Familia Fowler said…
I totally agree, Mean Miss D needs to worry ONLY about the kids, not about the SWkr and the non-parents. You are their mommy! We are behind you!
Jenn G. said…
Cute blog layout. It is time to get tough...go for it girlfriend, you can do it. :-)
Are you testing your yeast and making sure it's reacting, or watching the temperature of your water or butter. Jenny Amundsen taught me how to make some dang good bread, she might be able to help you in that department.
carlen said…
LOVELY BLOG! and I'm so glad you're feeling better! I'm a busy body too so I know how miserable it is to be miserable and not be able to do what you want to do! glad you have a wonderful husband and mom! Luis & Luhanie are so lucky to have you!

And I am so glad it's not just me that has a terrible problem making bread! everyone tells me it is so easy . . . but i'm certain now that they are all lying!

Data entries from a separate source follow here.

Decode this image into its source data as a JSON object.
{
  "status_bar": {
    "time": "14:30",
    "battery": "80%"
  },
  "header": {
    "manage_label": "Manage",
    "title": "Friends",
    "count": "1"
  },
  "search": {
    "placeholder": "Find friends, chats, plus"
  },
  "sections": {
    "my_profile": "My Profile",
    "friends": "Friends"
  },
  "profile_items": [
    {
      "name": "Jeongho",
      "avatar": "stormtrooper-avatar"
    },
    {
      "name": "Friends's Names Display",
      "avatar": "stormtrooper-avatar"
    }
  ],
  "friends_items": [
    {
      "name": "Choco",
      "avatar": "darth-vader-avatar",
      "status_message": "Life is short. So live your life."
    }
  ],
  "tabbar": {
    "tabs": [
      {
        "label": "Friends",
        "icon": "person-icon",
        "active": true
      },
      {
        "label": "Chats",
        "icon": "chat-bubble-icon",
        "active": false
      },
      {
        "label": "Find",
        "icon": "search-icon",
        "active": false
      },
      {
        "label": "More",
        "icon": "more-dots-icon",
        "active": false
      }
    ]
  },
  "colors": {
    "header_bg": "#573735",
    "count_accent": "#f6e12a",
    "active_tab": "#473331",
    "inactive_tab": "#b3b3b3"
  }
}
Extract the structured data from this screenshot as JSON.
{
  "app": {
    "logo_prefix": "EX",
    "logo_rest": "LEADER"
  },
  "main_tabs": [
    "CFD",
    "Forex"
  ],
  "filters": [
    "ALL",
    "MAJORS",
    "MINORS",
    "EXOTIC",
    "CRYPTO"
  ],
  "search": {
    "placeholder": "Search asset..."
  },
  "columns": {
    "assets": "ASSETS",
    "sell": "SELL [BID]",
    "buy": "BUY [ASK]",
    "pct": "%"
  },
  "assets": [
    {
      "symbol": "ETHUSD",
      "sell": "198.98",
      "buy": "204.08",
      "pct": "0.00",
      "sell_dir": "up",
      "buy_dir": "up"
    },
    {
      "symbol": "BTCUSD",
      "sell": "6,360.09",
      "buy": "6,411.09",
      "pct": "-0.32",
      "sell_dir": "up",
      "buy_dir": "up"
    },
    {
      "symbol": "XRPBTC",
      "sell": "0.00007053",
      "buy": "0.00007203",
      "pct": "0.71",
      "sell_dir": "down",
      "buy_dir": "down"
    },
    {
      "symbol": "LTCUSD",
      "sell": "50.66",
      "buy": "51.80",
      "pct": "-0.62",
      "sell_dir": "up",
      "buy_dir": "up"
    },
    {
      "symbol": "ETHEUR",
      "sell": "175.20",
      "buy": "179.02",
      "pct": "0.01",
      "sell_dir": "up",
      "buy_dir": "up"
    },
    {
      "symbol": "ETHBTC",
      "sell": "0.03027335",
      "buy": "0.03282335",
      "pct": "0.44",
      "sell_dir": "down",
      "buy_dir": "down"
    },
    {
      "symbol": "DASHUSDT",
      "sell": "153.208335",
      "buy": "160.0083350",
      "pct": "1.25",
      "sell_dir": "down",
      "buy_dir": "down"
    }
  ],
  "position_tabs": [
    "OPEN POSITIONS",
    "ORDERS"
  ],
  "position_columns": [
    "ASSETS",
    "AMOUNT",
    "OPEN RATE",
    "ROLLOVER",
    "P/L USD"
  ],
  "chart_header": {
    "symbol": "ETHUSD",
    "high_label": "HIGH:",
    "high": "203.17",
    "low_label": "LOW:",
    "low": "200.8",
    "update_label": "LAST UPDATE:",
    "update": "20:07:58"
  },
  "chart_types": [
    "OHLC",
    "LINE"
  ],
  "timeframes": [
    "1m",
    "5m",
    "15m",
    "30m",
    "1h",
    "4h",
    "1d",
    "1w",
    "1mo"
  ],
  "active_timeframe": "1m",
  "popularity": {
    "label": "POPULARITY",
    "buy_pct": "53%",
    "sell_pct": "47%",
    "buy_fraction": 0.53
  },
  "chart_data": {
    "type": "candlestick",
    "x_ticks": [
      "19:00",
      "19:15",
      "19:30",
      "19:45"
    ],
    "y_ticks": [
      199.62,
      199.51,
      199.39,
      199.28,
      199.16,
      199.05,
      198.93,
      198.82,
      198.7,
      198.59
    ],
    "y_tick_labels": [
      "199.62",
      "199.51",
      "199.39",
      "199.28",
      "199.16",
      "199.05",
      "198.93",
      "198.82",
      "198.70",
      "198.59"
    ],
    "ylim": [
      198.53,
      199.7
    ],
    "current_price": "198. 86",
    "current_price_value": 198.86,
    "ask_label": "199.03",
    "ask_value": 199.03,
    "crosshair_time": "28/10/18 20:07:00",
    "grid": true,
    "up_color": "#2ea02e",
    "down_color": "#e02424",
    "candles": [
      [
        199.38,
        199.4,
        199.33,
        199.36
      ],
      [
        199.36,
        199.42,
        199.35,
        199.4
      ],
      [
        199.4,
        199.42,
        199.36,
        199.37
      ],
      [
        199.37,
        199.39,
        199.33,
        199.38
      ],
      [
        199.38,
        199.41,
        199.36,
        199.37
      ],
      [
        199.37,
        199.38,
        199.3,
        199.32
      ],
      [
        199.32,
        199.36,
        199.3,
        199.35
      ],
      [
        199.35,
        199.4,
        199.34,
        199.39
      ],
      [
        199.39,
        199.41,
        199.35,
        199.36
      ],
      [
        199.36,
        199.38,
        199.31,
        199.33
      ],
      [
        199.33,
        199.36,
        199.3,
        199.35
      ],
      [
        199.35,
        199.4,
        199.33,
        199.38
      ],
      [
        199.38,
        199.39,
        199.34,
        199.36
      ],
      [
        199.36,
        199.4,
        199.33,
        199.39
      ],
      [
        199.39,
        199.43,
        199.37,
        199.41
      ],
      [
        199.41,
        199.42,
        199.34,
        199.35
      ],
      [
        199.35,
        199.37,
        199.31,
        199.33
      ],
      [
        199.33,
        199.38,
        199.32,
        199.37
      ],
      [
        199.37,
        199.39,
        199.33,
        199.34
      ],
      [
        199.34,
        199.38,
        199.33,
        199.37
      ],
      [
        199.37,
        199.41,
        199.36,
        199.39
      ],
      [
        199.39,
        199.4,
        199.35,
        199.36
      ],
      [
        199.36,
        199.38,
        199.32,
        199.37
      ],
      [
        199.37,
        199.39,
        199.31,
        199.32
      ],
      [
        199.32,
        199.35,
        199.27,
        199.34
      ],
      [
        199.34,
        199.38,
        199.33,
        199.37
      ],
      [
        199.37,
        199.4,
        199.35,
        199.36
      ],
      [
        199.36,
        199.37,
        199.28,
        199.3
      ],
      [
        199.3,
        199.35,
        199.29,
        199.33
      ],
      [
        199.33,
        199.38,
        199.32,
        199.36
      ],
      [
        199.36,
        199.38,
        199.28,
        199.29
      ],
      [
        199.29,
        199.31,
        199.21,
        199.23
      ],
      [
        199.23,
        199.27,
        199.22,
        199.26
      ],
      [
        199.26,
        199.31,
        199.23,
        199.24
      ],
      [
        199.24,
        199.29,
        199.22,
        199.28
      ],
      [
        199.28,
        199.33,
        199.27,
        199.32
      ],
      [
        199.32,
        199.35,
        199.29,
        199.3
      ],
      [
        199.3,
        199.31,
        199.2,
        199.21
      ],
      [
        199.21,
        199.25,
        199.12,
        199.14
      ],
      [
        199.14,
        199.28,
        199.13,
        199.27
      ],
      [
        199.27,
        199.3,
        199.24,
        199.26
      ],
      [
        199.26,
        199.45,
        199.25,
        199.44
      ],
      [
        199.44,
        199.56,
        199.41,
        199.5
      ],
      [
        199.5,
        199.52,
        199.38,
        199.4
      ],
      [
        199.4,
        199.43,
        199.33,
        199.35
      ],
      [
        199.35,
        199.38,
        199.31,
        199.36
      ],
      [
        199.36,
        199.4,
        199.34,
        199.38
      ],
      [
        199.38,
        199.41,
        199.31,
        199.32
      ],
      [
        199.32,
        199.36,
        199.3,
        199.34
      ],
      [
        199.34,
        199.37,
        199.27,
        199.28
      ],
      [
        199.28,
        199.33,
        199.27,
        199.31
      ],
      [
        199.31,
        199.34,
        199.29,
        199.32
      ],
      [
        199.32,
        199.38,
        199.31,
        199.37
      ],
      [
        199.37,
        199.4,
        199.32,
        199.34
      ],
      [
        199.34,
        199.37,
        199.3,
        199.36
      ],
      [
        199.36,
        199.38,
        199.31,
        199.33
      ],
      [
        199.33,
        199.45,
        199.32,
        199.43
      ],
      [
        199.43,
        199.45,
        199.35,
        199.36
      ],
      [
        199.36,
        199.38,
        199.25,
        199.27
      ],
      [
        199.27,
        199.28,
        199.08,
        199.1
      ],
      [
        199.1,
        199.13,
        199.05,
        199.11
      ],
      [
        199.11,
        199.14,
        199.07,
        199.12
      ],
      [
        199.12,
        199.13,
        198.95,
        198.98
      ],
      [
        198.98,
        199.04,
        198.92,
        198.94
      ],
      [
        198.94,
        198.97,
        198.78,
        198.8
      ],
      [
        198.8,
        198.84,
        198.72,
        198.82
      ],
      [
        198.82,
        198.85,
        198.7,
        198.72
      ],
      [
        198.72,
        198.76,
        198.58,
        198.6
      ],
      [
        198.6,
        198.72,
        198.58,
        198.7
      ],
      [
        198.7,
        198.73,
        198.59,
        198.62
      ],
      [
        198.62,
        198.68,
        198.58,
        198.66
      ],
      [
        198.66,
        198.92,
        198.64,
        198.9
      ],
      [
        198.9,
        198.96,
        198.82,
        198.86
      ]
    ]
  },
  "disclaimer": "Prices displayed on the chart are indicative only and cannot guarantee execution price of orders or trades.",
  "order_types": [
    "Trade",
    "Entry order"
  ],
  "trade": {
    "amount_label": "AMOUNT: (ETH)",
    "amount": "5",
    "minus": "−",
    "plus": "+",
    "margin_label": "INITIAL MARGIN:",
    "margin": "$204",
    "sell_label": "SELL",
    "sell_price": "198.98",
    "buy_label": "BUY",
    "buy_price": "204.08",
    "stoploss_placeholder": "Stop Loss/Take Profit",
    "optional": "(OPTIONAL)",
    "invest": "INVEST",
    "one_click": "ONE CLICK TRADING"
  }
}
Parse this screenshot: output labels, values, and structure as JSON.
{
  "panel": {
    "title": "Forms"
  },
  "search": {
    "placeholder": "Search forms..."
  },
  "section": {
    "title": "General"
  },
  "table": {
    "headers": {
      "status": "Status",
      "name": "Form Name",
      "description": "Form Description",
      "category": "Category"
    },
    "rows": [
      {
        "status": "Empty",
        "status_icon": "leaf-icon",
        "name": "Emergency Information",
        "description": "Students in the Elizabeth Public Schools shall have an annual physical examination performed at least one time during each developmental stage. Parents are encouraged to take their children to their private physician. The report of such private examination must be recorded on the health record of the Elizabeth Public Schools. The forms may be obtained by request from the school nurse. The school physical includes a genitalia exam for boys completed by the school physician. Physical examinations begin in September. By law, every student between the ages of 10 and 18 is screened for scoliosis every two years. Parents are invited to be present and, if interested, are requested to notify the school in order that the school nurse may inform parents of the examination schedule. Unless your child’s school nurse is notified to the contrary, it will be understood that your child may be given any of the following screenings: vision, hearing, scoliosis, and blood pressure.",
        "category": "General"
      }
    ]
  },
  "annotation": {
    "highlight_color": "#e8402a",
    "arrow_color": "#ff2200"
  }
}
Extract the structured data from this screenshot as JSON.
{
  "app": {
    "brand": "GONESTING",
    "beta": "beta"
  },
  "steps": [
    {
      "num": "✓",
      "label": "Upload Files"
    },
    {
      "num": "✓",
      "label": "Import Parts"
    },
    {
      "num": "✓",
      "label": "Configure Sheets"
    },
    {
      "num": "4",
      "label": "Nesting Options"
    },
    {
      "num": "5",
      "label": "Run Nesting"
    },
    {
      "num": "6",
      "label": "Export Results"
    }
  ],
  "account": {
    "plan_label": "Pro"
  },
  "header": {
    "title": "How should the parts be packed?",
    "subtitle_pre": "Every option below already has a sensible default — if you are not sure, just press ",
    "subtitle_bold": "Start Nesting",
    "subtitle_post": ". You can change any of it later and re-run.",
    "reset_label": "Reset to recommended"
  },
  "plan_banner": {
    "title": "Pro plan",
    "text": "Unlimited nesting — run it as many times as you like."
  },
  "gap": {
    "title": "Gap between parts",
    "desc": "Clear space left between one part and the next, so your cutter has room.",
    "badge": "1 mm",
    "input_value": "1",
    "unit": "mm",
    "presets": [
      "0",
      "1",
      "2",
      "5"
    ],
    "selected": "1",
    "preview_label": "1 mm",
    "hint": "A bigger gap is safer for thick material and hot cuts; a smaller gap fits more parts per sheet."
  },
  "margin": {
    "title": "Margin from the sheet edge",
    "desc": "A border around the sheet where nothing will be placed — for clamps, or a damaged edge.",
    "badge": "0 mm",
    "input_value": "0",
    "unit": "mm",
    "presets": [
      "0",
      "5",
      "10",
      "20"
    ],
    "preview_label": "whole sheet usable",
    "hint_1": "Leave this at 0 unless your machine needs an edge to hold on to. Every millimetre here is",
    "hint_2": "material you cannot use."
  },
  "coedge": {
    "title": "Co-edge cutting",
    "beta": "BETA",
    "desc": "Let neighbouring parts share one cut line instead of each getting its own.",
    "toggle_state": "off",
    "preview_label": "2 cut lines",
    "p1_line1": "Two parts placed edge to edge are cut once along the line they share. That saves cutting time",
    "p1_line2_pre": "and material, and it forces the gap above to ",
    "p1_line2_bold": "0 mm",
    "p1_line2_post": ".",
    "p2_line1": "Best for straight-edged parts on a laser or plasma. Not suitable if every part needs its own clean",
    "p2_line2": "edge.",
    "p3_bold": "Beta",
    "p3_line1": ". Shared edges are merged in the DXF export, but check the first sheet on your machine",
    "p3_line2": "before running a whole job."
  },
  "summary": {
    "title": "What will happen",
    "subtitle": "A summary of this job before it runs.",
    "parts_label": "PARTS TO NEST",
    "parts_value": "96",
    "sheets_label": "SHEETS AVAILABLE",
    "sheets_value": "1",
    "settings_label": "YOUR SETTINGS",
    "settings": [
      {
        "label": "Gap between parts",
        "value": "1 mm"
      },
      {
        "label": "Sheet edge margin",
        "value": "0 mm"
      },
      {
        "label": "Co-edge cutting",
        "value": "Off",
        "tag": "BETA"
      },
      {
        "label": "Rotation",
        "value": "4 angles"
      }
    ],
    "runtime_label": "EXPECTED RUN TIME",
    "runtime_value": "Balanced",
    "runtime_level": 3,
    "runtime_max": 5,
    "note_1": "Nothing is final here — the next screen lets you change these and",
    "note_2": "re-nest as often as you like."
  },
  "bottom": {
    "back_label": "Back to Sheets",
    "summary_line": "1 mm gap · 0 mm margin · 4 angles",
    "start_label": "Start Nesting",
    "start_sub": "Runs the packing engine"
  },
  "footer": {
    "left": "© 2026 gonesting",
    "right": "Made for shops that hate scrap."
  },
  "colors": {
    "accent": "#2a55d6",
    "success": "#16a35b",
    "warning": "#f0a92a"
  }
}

in my defense, I'm good at baking plenty of other things just fine, but BREAD and I SIMPLY DO NOT GET ALONG! so if you ever do figure it out, please let me be one of the ones that gets to learn the SECRET! in the mean time, I buy that rhodes roll freezer dough and my family raves about my delicious "homemade" rolls! (that's what they thing "homemade" means around here.)
EaGLeSToNs said…
So sorry to hear you weren't feeling well. That is no fun at all. I also hope your social worker gets a clue and puts an end to the visits. That is plain crazy. The new layout is great. You need to teach us all how to do it now.